Adenovirus-mediated gene transfer of interferon α inhibits hepatitis C virus replication in hepatocytes

Recently we reported that on-site interferon (IFN)-α production in the liver using an adenovirus vector can achieve a substantial confinement of IFN-α in the target organ and can improve liver fibrosis in a rat liver cirrhosis model. However, the major therapeutic effect of IFN for hepatitis C virus (HCV)-associated liver diseases is its antiviral effect on HCV. As a prelude to the in vivo HCV infection experiment using a primate animal model, here we examined the antiviral effect of IFN-α gene transfer into HCV-positive hepatocytes in vitro. The non-neoplastic human hepatocyte cell line PH5CH8 was inoculated with HCV-positive serum.

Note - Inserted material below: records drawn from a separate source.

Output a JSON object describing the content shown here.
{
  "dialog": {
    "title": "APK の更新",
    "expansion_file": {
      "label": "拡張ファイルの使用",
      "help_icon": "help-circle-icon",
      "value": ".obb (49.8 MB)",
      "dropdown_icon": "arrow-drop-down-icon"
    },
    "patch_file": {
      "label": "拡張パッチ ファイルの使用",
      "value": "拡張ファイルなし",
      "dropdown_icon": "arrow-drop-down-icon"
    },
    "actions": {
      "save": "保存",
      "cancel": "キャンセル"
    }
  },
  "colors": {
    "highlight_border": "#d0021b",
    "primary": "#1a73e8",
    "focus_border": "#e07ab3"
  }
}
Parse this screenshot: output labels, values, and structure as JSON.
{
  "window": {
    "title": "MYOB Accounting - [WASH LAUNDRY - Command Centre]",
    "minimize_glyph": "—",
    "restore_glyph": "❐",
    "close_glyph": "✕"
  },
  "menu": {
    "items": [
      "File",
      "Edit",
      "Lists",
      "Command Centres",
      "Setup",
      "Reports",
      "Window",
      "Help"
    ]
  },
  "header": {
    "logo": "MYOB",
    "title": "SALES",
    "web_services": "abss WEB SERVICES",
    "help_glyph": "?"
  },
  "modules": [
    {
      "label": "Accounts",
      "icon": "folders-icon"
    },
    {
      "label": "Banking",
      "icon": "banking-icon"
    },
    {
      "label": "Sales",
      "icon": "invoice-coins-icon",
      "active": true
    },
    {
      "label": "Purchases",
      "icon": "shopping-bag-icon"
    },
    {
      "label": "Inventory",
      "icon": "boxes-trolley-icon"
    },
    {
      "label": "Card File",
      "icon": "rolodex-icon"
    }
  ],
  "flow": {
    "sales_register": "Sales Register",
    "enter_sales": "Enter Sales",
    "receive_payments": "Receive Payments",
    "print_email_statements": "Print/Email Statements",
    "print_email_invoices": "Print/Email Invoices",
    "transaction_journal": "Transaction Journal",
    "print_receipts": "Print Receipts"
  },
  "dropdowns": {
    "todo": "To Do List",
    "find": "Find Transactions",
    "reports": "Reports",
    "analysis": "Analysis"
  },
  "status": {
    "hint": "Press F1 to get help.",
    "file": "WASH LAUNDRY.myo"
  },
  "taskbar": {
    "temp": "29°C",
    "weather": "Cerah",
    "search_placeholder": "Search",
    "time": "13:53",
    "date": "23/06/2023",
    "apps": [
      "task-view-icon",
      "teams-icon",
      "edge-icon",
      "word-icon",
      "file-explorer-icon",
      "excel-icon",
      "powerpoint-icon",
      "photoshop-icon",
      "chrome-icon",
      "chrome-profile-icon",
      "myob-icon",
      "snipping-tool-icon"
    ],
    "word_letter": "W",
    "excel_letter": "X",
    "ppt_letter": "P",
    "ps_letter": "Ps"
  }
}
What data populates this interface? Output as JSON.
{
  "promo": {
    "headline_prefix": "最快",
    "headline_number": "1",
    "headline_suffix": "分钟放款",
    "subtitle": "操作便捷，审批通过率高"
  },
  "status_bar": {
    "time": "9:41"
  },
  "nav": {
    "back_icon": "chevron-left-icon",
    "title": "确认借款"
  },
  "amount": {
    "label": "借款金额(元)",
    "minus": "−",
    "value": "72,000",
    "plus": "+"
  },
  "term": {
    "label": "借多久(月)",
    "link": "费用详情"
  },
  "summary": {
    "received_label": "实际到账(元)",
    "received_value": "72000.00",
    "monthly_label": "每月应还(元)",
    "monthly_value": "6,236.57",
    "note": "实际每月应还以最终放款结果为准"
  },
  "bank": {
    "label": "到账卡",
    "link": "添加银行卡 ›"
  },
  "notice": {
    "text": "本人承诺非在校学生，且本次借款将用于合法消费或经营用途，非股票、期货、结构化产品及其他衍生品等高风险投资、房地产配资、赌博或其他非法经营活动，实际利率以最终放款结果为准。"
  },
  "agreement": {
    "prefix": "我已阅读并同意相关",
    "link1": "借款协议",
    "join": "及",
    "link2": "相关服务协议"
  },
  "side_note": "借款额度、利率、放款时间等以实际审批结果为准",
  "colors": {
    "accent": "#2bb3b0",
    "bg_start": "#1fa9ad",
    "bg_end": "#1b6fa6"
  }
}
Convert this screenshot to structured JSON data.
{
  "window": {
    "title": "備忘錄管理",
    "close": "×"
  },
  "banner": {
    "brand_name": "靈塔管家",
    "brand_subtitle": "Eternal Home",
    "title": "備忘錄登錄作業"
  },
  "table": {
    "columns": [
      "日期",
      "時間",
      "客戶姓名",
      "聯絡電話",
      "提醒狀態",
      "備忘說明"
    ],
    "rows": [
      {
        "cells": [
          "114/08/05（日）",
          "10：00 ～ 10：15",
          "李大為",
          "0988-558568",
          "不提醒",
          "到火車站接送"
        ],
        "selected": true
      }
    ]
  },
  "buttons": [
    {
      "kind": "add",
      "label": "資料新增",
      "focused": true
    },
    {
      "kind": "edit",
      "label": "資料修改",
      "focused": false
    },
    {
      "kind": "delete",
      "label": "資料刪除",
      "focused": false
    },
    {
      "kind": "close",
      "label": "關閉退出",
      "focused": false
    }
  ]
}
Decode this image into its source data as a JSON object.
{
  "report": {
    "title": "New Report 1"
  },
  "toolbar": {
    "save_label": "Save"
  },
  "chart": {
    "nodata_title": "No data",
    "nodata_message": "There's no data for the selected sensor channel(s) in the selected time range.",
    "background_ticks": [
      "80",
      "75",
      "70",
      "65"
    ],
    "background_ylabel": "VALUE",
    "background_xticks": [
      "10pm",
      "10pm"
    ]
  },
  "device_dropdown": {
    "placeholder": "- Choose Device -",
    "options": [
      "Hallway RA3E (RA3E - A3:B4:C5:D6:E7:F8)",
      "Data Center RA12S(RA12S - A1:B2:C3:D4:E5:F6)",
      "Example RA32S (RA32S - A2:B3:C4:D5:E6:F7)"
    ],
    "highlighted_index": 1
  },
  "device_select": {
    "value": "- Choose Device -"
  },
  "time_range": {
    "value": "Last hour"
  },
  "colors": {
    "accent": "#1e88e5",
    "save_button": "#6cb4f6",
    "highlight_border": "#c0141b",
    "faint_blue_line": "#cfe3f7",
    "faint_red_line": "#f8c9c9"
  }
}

Successful in vitro HCV replication and thus the validity of this model was confirmed by a strong selection for HCV variants determined by sequence analysis of the hypervariable region and an increase of HCV RNA estimated by real time TaqMan RT-PCR. One day after the inoculation of HCV, PH5CH8 cells were infected with adenoviral vectors encoding human IFN-α cDNA. HCV completely disappeared 9 days after the adenoviral infection, which is linked to the increase of 2^′,5^′-oligoadenylate synthetase activity, suggesting that IFN-α produced by gene transfer effectively inhibits HCV replication in hepatocytes. This study supports the development of IFN-α gene therapy for HCV-associated liver diseases.